Common Pitfalls and How to Avoid Them

There is no simple or straightforward approach to navigating co-occurring disorders. Research-backed techniques offer guidance, but counselors should remain mindful of common pitfalls that can impede progress or undermine trust:

Over-Focusing on Substance Use or Under-Treating Co-Occurring Symptoms 

Substance abuse may initially receive the most attention given the severity of symptoms and the potential for adverse incidents such as overdoses. If, however, treatment focuses exclusively on cessation, the root causes that prompt substance use may never be addressed, leaving individuals vulnerable to relapse. Even if substance abuse ceases, the failure to treat other symptoms could allow the underlying emotional distress to continue.

Skills Without Practice: Why Homework Structure Matters

Skills and coping mechanisms explored through counseling or therapy will have a muted impact if not actively practiced outside the therapeutic setting. Many clients struggle to consistently implement these skills, however. Therapists and counselors can help by providing simple and compelling 'homework' or exercises that encourage reflection and action.

Support Healing and Recovery With Indiana Wesleyan University

Explore opportunities to inspire change through substance use counseling. Discover how you can support patients and facilitate healing. Indiana Wesleyan University's Division of Counseling offers multiple programs at the undergraduate and graduate level. Learn more about our programs or take the next step and apply today

FAQs: Substance Use & Co-Occurring Disorders: MI + CBT for Counselors

1) What are co-occurring disorders in counseling practice?

Co-occurring disorders mean substance use concerns happening alongside mental health conditions such as anxiety, depression, or trauma-related symptoms. Treatment works best when both are assessed and addressed together.

2) How do I use AUDIT and DAST without harming rapport?

Introduce screening as routine and supportive: “I ask everyone a few questions about alcohol and drugs because it can affect mood, sleep, and stress.” Keep it brief, share results collaboratively, and ask permission before offering feedback.

3) Why combine MI and CBT for substance use?

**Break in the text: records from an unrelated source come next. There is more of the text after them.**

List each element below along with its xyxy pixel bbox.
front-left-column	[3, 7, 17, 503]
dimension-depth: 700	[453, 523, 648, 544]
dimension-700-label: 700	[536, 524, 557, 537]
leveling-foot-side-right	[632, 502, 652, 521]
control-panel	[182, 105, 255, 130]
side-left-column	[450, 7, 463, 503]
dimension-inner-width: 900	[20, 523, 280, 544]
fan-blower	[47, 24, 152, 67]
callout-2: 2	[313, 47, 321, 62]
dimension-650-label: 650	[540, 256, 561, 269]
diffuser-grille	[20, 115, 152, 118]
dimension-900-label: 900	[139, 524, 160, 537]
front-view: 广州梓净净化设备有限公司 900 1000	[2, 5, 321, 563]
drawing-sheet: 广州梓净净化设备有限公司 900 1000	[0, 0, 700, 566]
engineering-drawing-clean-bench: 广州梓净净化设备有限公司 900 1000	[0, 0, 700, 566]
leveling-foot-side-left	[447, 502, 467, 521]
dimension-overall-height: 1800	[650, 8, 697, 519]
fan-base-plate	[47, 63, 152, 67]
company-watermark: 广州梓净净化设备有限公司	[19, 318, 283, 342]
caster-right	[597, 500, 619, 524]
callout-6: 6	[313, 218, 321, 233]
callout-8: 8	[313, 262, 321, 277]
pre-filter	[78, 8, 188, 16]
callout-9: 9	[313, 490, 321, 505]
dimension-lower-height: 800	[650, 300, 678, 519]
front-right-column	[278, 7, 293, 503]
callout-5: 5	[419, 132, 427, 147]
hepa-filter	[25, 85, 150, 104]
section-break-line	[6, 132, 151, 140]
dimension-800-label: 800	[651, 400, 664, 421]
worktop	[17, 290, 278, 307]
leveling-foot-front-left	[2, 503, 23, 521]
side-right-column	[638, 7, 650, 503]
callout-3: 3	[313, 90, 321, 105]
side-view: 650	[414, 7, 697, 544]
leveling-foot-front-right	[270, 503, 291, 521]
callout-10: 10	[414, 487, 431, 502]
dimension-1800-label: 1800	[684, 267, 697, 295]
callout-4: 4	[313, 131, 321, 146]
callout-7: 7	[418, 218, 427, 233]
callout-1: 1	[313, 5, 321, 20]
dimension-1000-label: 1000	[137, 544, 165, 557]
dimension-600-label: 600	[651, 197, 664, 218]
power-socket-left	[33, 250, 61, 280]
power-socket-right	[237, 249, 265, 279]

MI increases motivation and engagement, especially when clients feel ambivalent. CBT provides concrete coping skills for triggers, cravings, mood regulation, and relapse prevention. Together, they address both readiness and behavior change.

4) What coping skills help with cravings the most?

Trigger planning, urge surfing, delay-and-distraction strategies, cognitive tools for permission-giving thoughts, and routine supports like sleep and stress management are common high-impact skills.

5) When should a counselor refer to a higher level of care?

Refer when there is withdrawal risk, medical instability, severe impairment, safety concerns, repeated relapse with high risk, or when outpatient sessions are not sufficient to stabilize the client. Warm handoffs improve follow-through.

6) Can I support harm reduction goals ethically?

In many settings, yes, when it aligns with scope, safety, and client autonomy. Harm reduction can include safer-use planning, reducing quantity or frequency, and lowering risk while continuing to build readiness for further change.

7) How do I document substance use work without stigmatizing language?

Use objective terms, quote the client when appropriate, focus on function and risk, and document interventions and progress. Avoid labels that imply moral judgment or assume motivation.